Engineers at the A. James Clark School of Engineering at the University of Maryland demonstrate in a new study that windows made of transparent wood could provide more even and consistent natural lighting and better energy efficiency than glass.Transparent wood. Interesting. What's the advantage?
Transparent wood still has all the cell structures that comprised the original piece of wood. The wood is cut against the grain, so that the channels that drew water and nutrients up from the roots lie along the shortest dimension of the window. The new transparent wood uses theses natural channels in wood to guide the sunlight through the wood. As the sun passes over a house with glass windows, the angle at which light shines through the glass changes as the sun moves. With windows or panels made of transparent wood instead of glass, as the sun moves across the sky, the channels in the wood direct the sunlight in the same way every time.In other words, this isn't really wood. It's epoxy with the crosscut woodgrain used as internal deflectors. Sounded familiar somehow.... Yup. I had already noted a similar bit of research done in 1901: = = = = =START PARTIAL REPRINT: From MIT tech journal in 1901. [Page 64 of the PDF.] The author, Charles Norton, got slightly carried away with his point:
We have so long given to window glass the task of keeping out the wind and rain, while letting the light and warmth of the sky enter, that the intrusting of another task to this universal detail of our structures is a step which interests the whole community. The window is henceforth to be not only an opening [for light], but a medium for sending the light in the direction in which it is most desired. Except where it is necessary to have [a view], conditions of economy will soon forbid the general use of plane glass. The age of plane glass has passed, to be succeeded by an age of scientific diffusion of light.Can't you hear the grand fanfare? Cue the trumpets! The day of dull old flat glass is done! Boredom is shattered! From now on it's wine and roses and diffusing glass!!!! Wave of the future! Scientific! O glorious ripply prismatic morn! Huzzah! Huzzah! Oops. Didn't happen. Norton goes on to detail a series of experiments with various types of ribbed and prismatic glass, demonstrating nicely that diffusing glass gets plenty of light into the whole room, while plane glass lets the sun control the location. Sort of obvious, but the numbers are impressive. What's truly striking is the near absence of any regard for artificial light. Gaslight was universal in 1901 and incandescent was spreading fast.

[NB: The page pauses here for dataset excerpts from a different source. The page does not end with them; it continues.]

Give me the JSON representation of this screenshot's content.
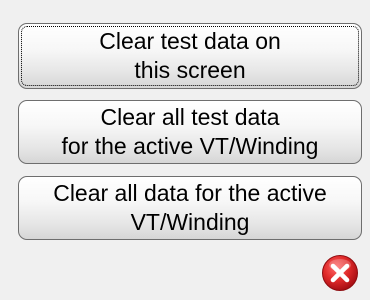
{
  "buttons": {
    "clear_screen": {
      "line1": "Clear test data on",
      "line2": "this screen"
    },
    "clear_all_test": {
      "line1": "Clear all test data",
      "line2": "for the active VT/Winding"
    },
    "clear_all_data": {
      "line1": "Clear all data for the active",
      "line2": "VT/Winding"
    }
  },
  "close": {
    "icon": "close-icon",
    "color": "#d61f26"
  },
  "colors": {
    "background": "#f0f0f0",
    "button_border": "#6e6e6e",
    "close_red": "#d61f26"
  }
}
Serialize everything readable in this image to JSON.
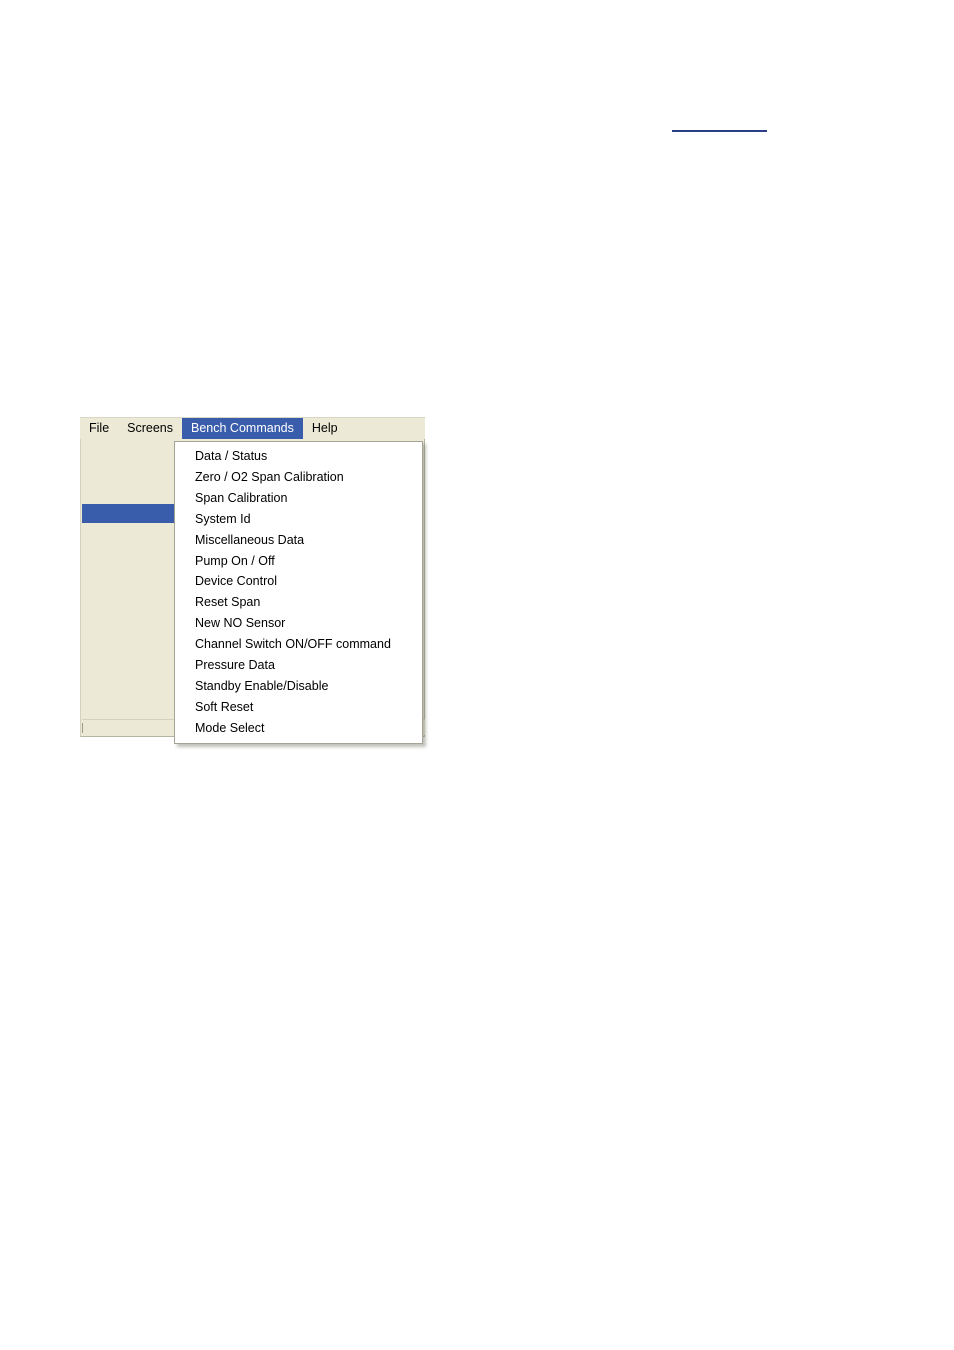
{
  "document": {
    "header_rule": "header-underline"
  },
  "app": {
    "menubar": {
      "items": [
        {
          "label": "File",
          "selected": false
        },
        {
          "label": "Screens",
          "selected": false
        },
        {
          "label": "Bench Commands",
          "selected": true
        },
        {
          "label": "Help",
          "selected": false
        }
      ]
    },
    "dropdown": {
      "owner": "Bench Commands",
      "items": [
        {
          "label": "Data / Status"
        },
        {
          "label": "Zero / O2 Span Calibration"
        },
        {
          "label": "Span Calibration"
        },
        {
          "label": "System Id"
        },
        {
          "label": "Miscellaneous Data"
        },
        {
          "label": "Pump On / Off"
        },
        {
          "label": "Device Control"
        },
        {
          "label": "Reset Span"
        },
        {
          "label": "New NO Sensor"
        },
        {
          "label": "Channel Switch ON/OFF command"
        },
        {
          "label": "Pressure Data"
        },
        {
          "label": "Standby Enable/Disable"
        },
        {
          "label": "Soft Reset"
        },
        {
          "label": "Mode Select"
        }
      ]
    },
    "statusbar": {
      "panels": [
        "",
        "",
        ""
      ]
    },
    "colors": {
      "menu_background": "#ecead6",
      "selection_blue": "#3a5dab",
      "menu_text": "#000000",
      "selected_text": "#ffffff",
      "dropdown_background": "#ffffff",
      "rule_blue": "#2b3f87"
    }
  }
}
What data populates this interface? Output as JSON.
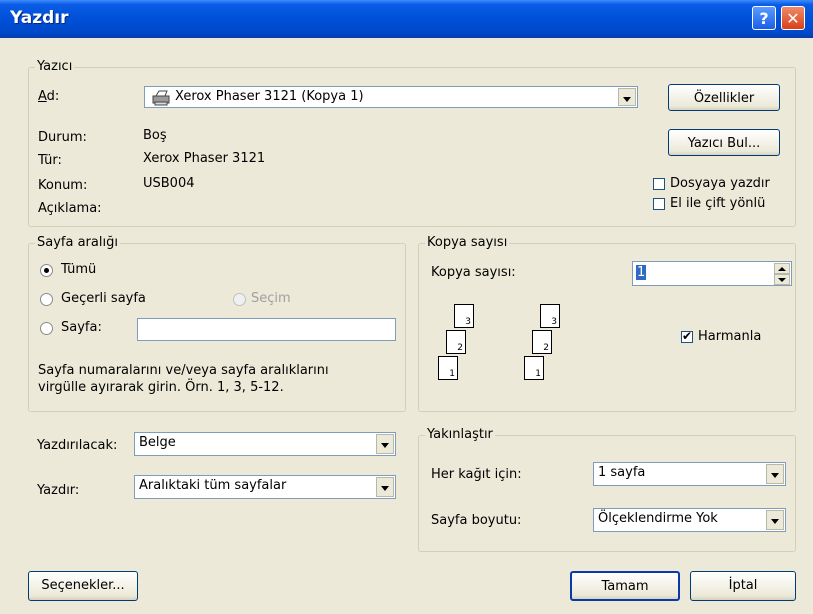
{
  "window": {
    "title": "Yazdır",
    "help_glyph": "?",
    "close_glyph": "✕"
  },
  "printer": {
    "group_label": "Yazıcı",
    "name_label": "Ad:",
    "name_value": "Xerox Phaser 3121 (Kopya 1)",
    "properties_button": "Özellikler",
    "find_printer_button": "Yazıcı Bul...",
    "status_label": "Durum:",
    "status_value": "Boş",
    "type_label": "Tür:",
    "type_value": "Xerox Phaser 3121",
    "location_label": "Konum:",
    "location_value": "USB004",
    "comment_label": "Açıklama:",
    "print_to_file": "Dosyaya yazdır",
    "print_to_file_checked": false,
    "manual_duplex": "El ile çift yönlü",
    "manual_duplex_checked": false
  },
  "page_range": {
    "group_label": "Sayfa aralığı",
    "all": "Tümü",
    "current_page": "Geçerli sayfa",
    "selection": "Seçim",
    "pages": "Sayfa:",
    "pages_value": "",
    "selected": "all",
    "help_line1": "Sayfa numaralarını ve/veya sayfa aralıklarını",
    "help_line2": "virgülle ayırarak girin. Örn. 1, 3, 5-12."
  },
  "copies": {
    "group_label": "Kopya sayısı",
    "count_label": "Kopya sayısı:",
    "count_value": "1",
    "collate": "Harmanla",
    "collate_checked": true
  },
  "print_what": {
    "label": "Yazdırılacak:",
    "value": "Belge"
  },
  "print": {
    "label": "Yazdır:",
    "value": "Aralıktaki tüm sayfalar"
  },
  "zoom": {
    "group_label": "Yakınlaştır",
    "pages_per_sheet_label": "Her kağıt için:",
    "pages_per_sheet_value": "1 sayfa",
    "scale_label": "Sayfa boyutu:",
    "scale_value": "Ölçeklendirme Yok"
  },
  "buttons": {
    "options": "Seçenekler...",
    "ok": "Tamam",
    "cancel": "İptal"
  },
  "icons": {
    "printer": "printer-icon",
    "page_numbers": [
      "3",
      "2",
      "1"
    ]
  },
  "colors": {
    "titlebar": "#0050d8",
    "dialog": "#ece9d8",
    "close": "#d8401a"
  }
}
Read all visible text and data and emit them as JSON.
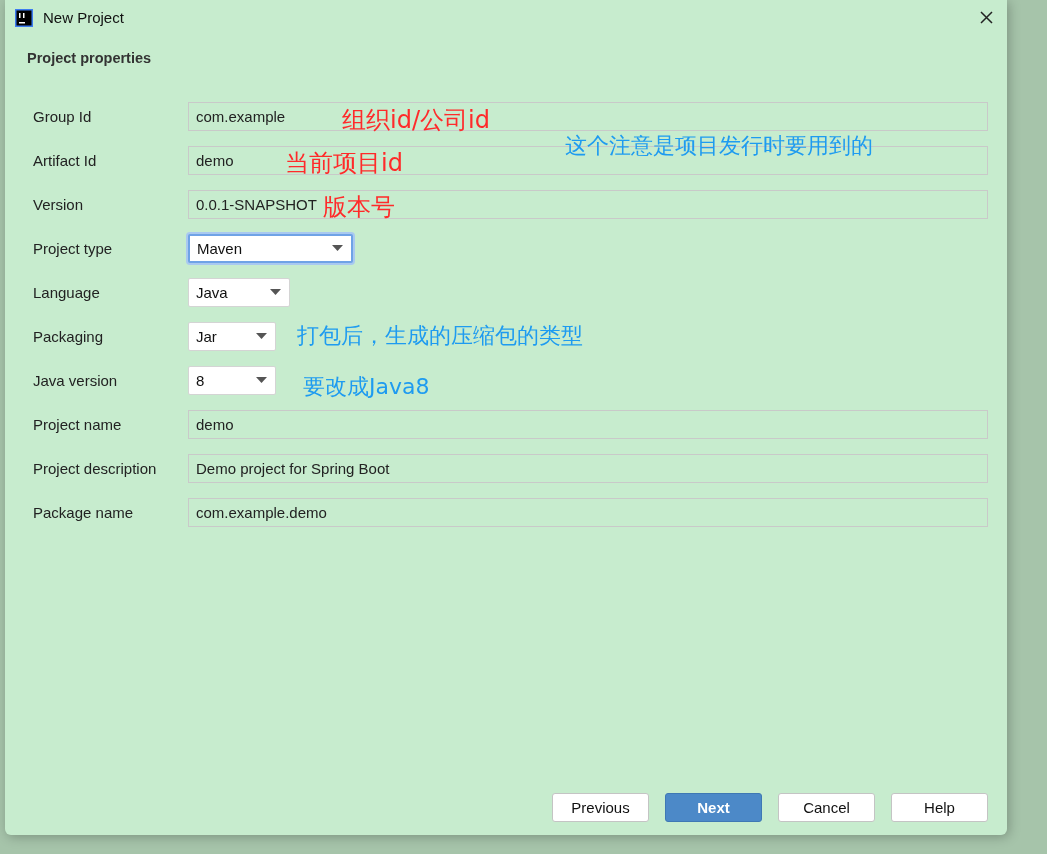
{
  "window": {
    "title": "New Project"
  },
  "section_title": "Project properties",
  "fields": [
    {
      "label": "Group Id",
      "kind": "text",
      "value": "com.example",
      "focused": false
    },
    {
      "label": "Artifact Id",
      "kind": "text",
      "value": "demo",
      "focused": false
    },
    {
      "label": "Version",
      "kind": "text",
      "value": "0.0.1-SNAPSHOT",
      "focused": false
    },
    {
      "label": "Project type",
      "kind": "select",
      "value": "Maven",
      "focused": true
    },
    {
      "label": "Language",
      "kind": "select",
      "value": "Java",
      "focused": false
    },
    {
      "label": "Packaging",
      "kind": "select",
      "value": "Jar",
      "focused": false
    },
    {
      "label": "Java version",
      "kind": "select",
      "value": "8",
      "focused": false
    },
    {
      "label": "Project name",
      "kind": "text",
      "value": "demo",
      "focused": false
    },
    {
      "label": "Project description",
      "kind": "text",
      "value": "Demo project for Spring Boot",
      "focused": false
    },
    {
      "label": "Package name",
      "kind": "text",
      "value": "com.example.demo",
      "focused": false
    }
  ],
  "annotations": [
    {
      "text": "组织id/公司id",
      "color": "#ff2a2a"
    },
    {
      "text": "当前项目id",
      "color": "#ff2a2a"
    },
    {
      "text": "版本号",
      "color": "#ff2a2a"
    },
    {
      "text": "这个注意是项目发行时要用到的",
      "color": "#1e9bf0"
    },
    {
      "text": "打包后，生成的压缩包的类型",
      "color": "#1e9bf0"
    },
    {
      "text": "要改成Java8",
      "color": "#1e9bf0"
    }
  ],
  "buttons": [
    {
      "label": "Previous",
      "kind": "default"
    },
    {
      "label": "Next",
      "kind": "primary"
    },
    {
      "label": "Cancel",
      "kind": "default"
    },
    {
      "label": "Help",
      "kind": "default"
    }
  ]
}
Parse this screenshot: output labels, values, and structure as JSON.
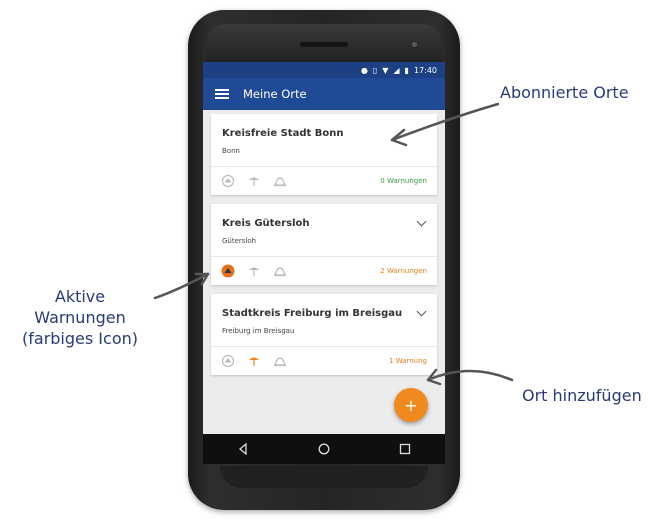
{
  "status": {
    "time": "17:40"
  },
  "appbar": {
    "title": "Meine Orte"
  },
  "cards": [
    {
      "title": "Kreisfreie Stadt Bonn",
      "subtitle": "Bonn",
      "warnings": "0 Warnungen",
      "warn_color": "#3a9a48",
      "active_icon": "none"
    },
    {
      "title": "Kreis Gütersloh",
      "subtitle": "Gütersloh",
      "warnings": "2 Warnungen",
      "warn_color": "#e57f1e",
      "active_icon": "weather"
    },
    {
      "title": "Stadtkreis Freiburg im Breisgau",
      "subtitle": "Freiburg im Breisgau",
      "warnings": "1 Warnung",
      "warn_color": "#e57f1e",
      "active_icon": "flood"
    }
  ],
  "fab": {
    "label": "+"
  },
  "annotations": {
    "subscribed": "Abonnierte Orte",
    "active_line1": "Aktive",
    "active_line2": "Warnungen",
    "active_line3": "(farbiges Icon)",
    "add": "Ort hinzufügen"
  },
  "colors": {
    "statusbar": "#1d3f83",
    "appbar": "#204a95",
    "accent": "#f08a1e",
    "annotation": "#2a3a7a"
  }
}
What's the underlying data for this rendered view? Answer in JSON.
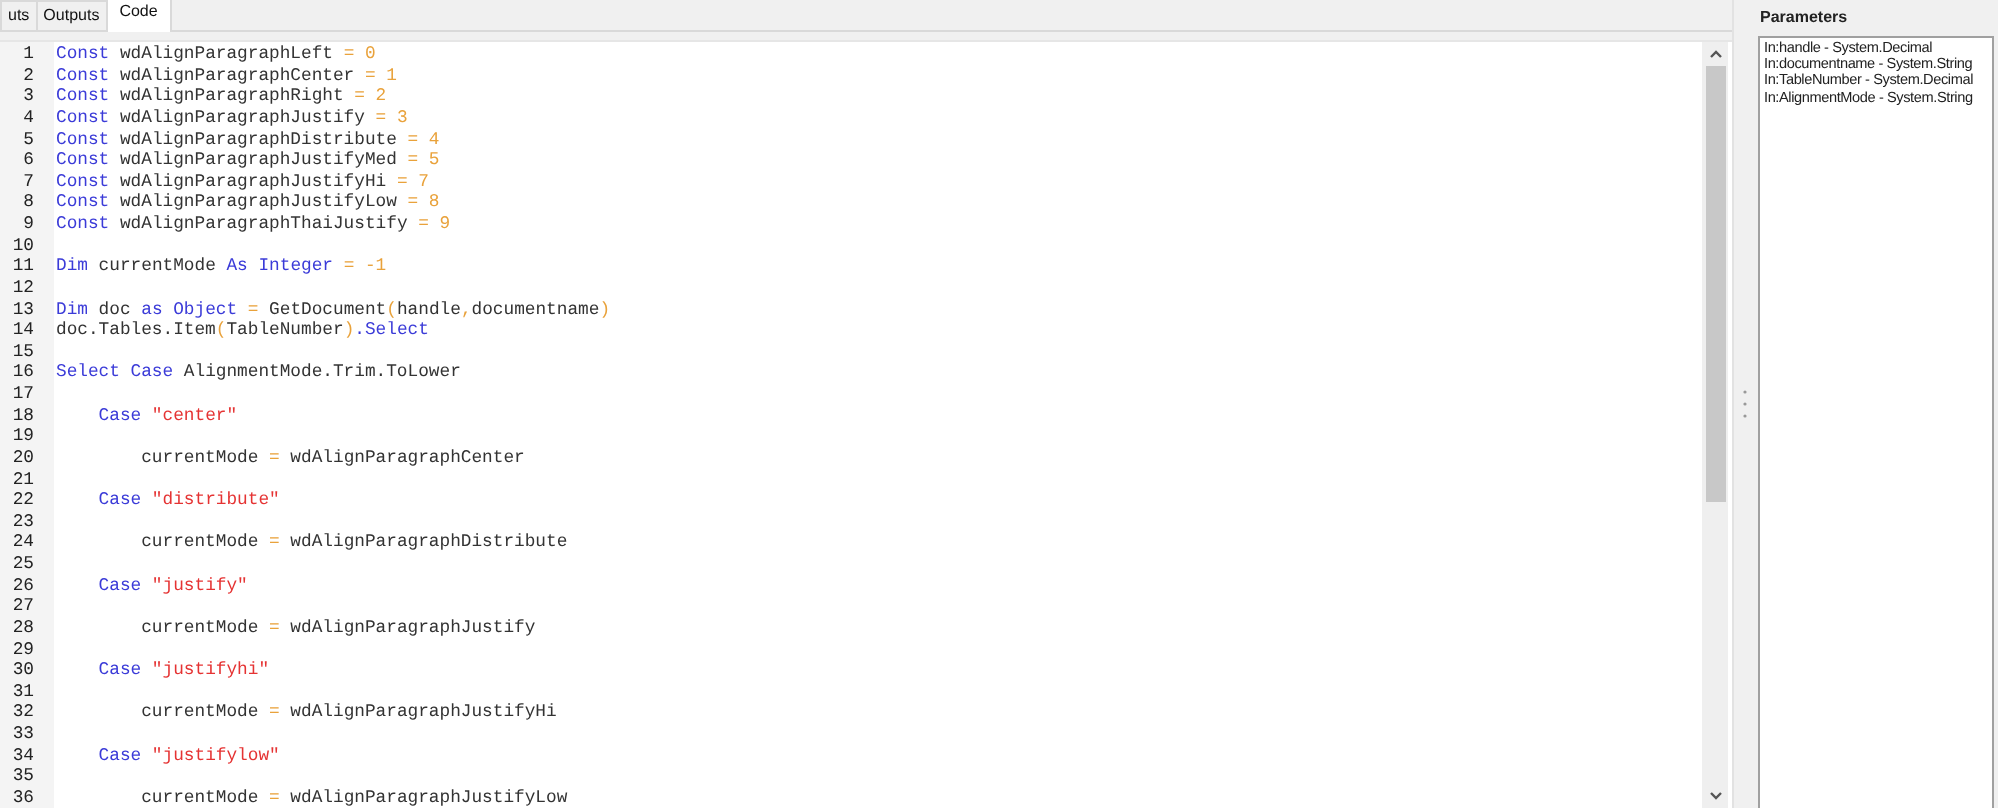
{
  "tabs": [
    {
      "label": "uts",
      "selected": false
    },
    {
      "label": "Outputs",
      "selected": false
    },
    {
      "label": "Code",
      "selected": true
    }
  ],
  "code": {
    "lines": [
      {
        "number": "1",
        "tokens": [
          {
            "kind": "keyword",
            "text": "Const"
          },
          {
            "kind": "plain",
            "text": " wdAlignParagraphLeft "
          },
          {
            "kind": "operator",
            "text": "= 0"
          }
        ]
      },
      {
        "number": "2",
        "tokens": [
          {
            "kind": "keyword",
            "text": "Const"
          },
          {
            "kind": "plain",
            "text": " wdAlignParagraphCenter "
          },
          {
            "kind": "operator",
            "text": "= 1"
          }
        ]
      },
      {
        "number": "3",
        "tokens": [
          {
            "kind": "keyword",
            "text": "Const"
          },
          {
            "kind": "plain",
            "text": " wdAlignParagraphRight "
          },
          {
            "kind": "operator",
            "text": "= 2"
          }
        ]
      },
      {
        "number": "4",
        "tokens": [
          {
            "kind": "keyword",
            "text": "Const"
          },
          {
            "kind": "plain",
            "text": " wdAlignParagraphJustify "
          },
          {
            "kind": "operator",
            "text": "= 3"
          }
        ]
      },
      {
        "number": "5",
        "tokens": [
          {
            "kind": "keyword",
            "text": "Const"
          },
          {
            "kind": "plain",
            "text": " wdAlignParagraphDistribute "
          },
          {
            "kind": "operator",
            "text": "= 4"
          }
        ]
      },
      {
        "number": "6",
        "tokens": [
          {
            "kind": "keyword",
            "text": "Const"
          },
          {
            "kind": "plain",
            "text": " wdAlignParagraphJustifyMed "
          },
          {
            "kind": "operator",
            "text": "= 5"
          }
        ]
      },
      {
        "number": "7",
        "tokens": [
          {
            "kind": "keyword",
            "text": "Const"
          },
          {
            "kind": "plain",
            "text": " wdAlignParagraphJustifyHi "
          },
          {
            "kind": "operator",
            "text": "= 7"
          }
        ]
      },
      {
        "number": "8",
        "tokens": [
          {
            "kind": "keyword",
            "text": "Const"
          },
          {
            "kind": "plain",
            "text": " wdAlignParagraphJustifyLow "
          },
          {
            "kind": "operator",
            "text": "= 8"
          }
        ]
      },
      {
        "number": "9",
        "tokens": [
          {
            "kind": "keyword",
            "text": "Const"
          },
          {
            "kind": "plain",
            "text": " wdAlignParagraphThaiJustify "
          },
          {
            "kind": "operator",
            "text": "= 9"
          }
        ]
      },
      {
        "number": "10"
      },
      {
        "number": "11",
        "tokens": [
          {
            "kind": "keyword",
            "text": "Dim"
          },
          {
            "kind": "plain",
            "text": " currentMode "
          },
          {
            "kind": "keyword",
            "text": "As Integer "
          },
          {
            "kind": "operator",
            "text": "= -1"
          }
        ]
      },
      {
        "number": "12"
      },
      {
        "number": "13",
        "tokens": [
          {
            "kind": "keyword",
            "text": "Dim"
          },
          {
            "kind": "plain",
            "text": " doc "
          },
          {
            "kind": "keyword",
            "text": "as Object "
          },
          {
            "kind": "operator",
            "text": "="
          },
          {
            "kind": "plain",
            "text": " GetDocument"
          },
          {
            "kind": "operator",
            "text": "("
          },
          {
            "kind": "plain",
            "text": "handle"
          },
          {
            "kind": "operator",
            "text": ","
          },
          {
            "kind": "plain",
            "text": "documentname"
          },
          {
            "kind": "operator",
            "text": ")"
          }
        ]
      },
      {
        "number": "14",
        "tokens": [
          {
            "kind": "plain",
            "text": "doc.Tables.Item"
          },
          {
            "kind": "operator",
            "text": "("
          },
          {
            "kind": "plain",
            "text": "TableNumber"
          },
          {
            "kind": "operator",
            "text": ")"
          },
          {
            "kind": "keyword",
            "text": ".Select"
          }
        ]
      },
      {
        "number": "15"
      },
      {
        "number": "16",
        "tokens": [
          {
            "kind": "keyword",
            "text": "Select Case"
          },
          {
            "kind": "plain",
            "text": " AlignmentMode.Trim.ToLower"
          }
        ]
      },
      {
        "number": "17"
      },
      {
        "number": "18",
        "tokens": [
          {
            "kind": "keyword",
            "text": "    Case"
          },
          {
            "kind": "string",
            "text": " \"center\""
          }
        ]
      },
      {
        "number": "19"
      },
      {
        "number": "20",
        "tokens": [
          {
            "kind": "plain",
            "text": "        currentMode "
          },
          {
            "kind": "operator",
            "text": "="
          },
          {
            "kind": "plain",
            "text": " wdAlignParagraphCenter"
          }
        ]
      },
      {
        "number": "21"
      },
      {
        "number": "22",
        "tokens": [
          {
            "kind": "keyword",
            "text": "    Case"
          },
          {
            "kind": "string",
            "text": " \"distribute\""
          }
        ]
      },
      {
        "number": "23"
      },
      {
        "number": "24",
        "tokens": [
          {
            "kind": "plain",
            "text": "        currentMode "
          },
          {
            "kind": "operator",
            "text": "="
          },
          {
            "kind": "plain",
            "text": " wdAlignParagraphDistribute"
          }
        ]
      },
      {
        "number": "25"
      },
      {
        "number": "26",
        "tokens": [
          {
            "kind": "keyword",
            "text": "    Case"
          },
          {
            "kind": "string",
            "text": " \"justify\""
          }
        ]
      },
      {
        "number": "27"
      },
      {
        "number": "28",
        "tokens": [
          {
            "kind": "plain",
            "text": "        currentMode "
          },
          {
            "kind": "operator",
            "text": "="
          },
          {
            "kind": "plain",
            "text": " wdAlignParagraphJustify"
          }
        ]
      },
      {
        "number": "29"
      },
      {
        "number": "30",
        "tokens": [
          {
            "kind": "keyword",
            "text": "    Case"
          },
          {
            "kind": "string",
            "text": " \"justifyhi\""
          }
        ]
      },
      {
        "number": "31"
      },
      {
        "number": "32",
        "tokens": [
          {
            "kind": "plain",
            "text": "        currentMode "
          },
          {
            "kind": "operator",
            "text": "="
          },
          {
            "kind": "plain",
            "text": " wdAlignParagraphJustifyHi"
          }
        ]
      },
      {
        "number": "33"
      },
      {
        "number": "34",
        "tokens": [
          {
            "kind": "keyword",
            "text": "    Case"
          },
          {
            "kind": "string",
            "text": " \"justifylow\""
          }
        ]
      },
      {
        "number": "35"
      },
      {
        "number": "36",
        "tokens": [
          {
            "kind": "plain",
            "text": "        currentMode "
          },
          {
            "kind": "operator",
            "text": "="
          },
          {
            "kind": "plain",
            "text": " wdAlignParagraphJustifyLow"
          }
        ]
      }
    ]
  },
  "parameters": {
    "title": "Parameters",
    "items": [
      "In:handle - System.Decimal",
      "In:documentname - System.String",
      "In:TableNumber - System.Decimal",
      "In:AlignmentMode - System.String"
    ]
  }
}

Boston had its first incandescents in 1882. Norton mentions artificial light only once:
I have in mind a mill with two wings of a similar exposure. One is glazed with plane glass, the other with diffusing glasses, and on any cloudy afternoon you may find the plane glass wing all gaslight, while the other is amply lighted with diffused daylight.I wonder if modern builders could pick up Norton's idea in a different part of the spectrum. In a passive solar design, would diffusing glass heat more of the house? = = = = =END PARTIAL REPRINT. Sounds like the current researchers are trying for coolness instead of heating, which is sort of pointless. If you want to avoid passive heating in the summer, you can shade the exterior with a mechanical blind or a deciduous shrub. No fancy materials needed. Let Nature regulate the shade. Transparent wood also reminds me of the translucent wood that was used for hard-to-counterfeit scrip in 1933, functioning somewhat like a debit card.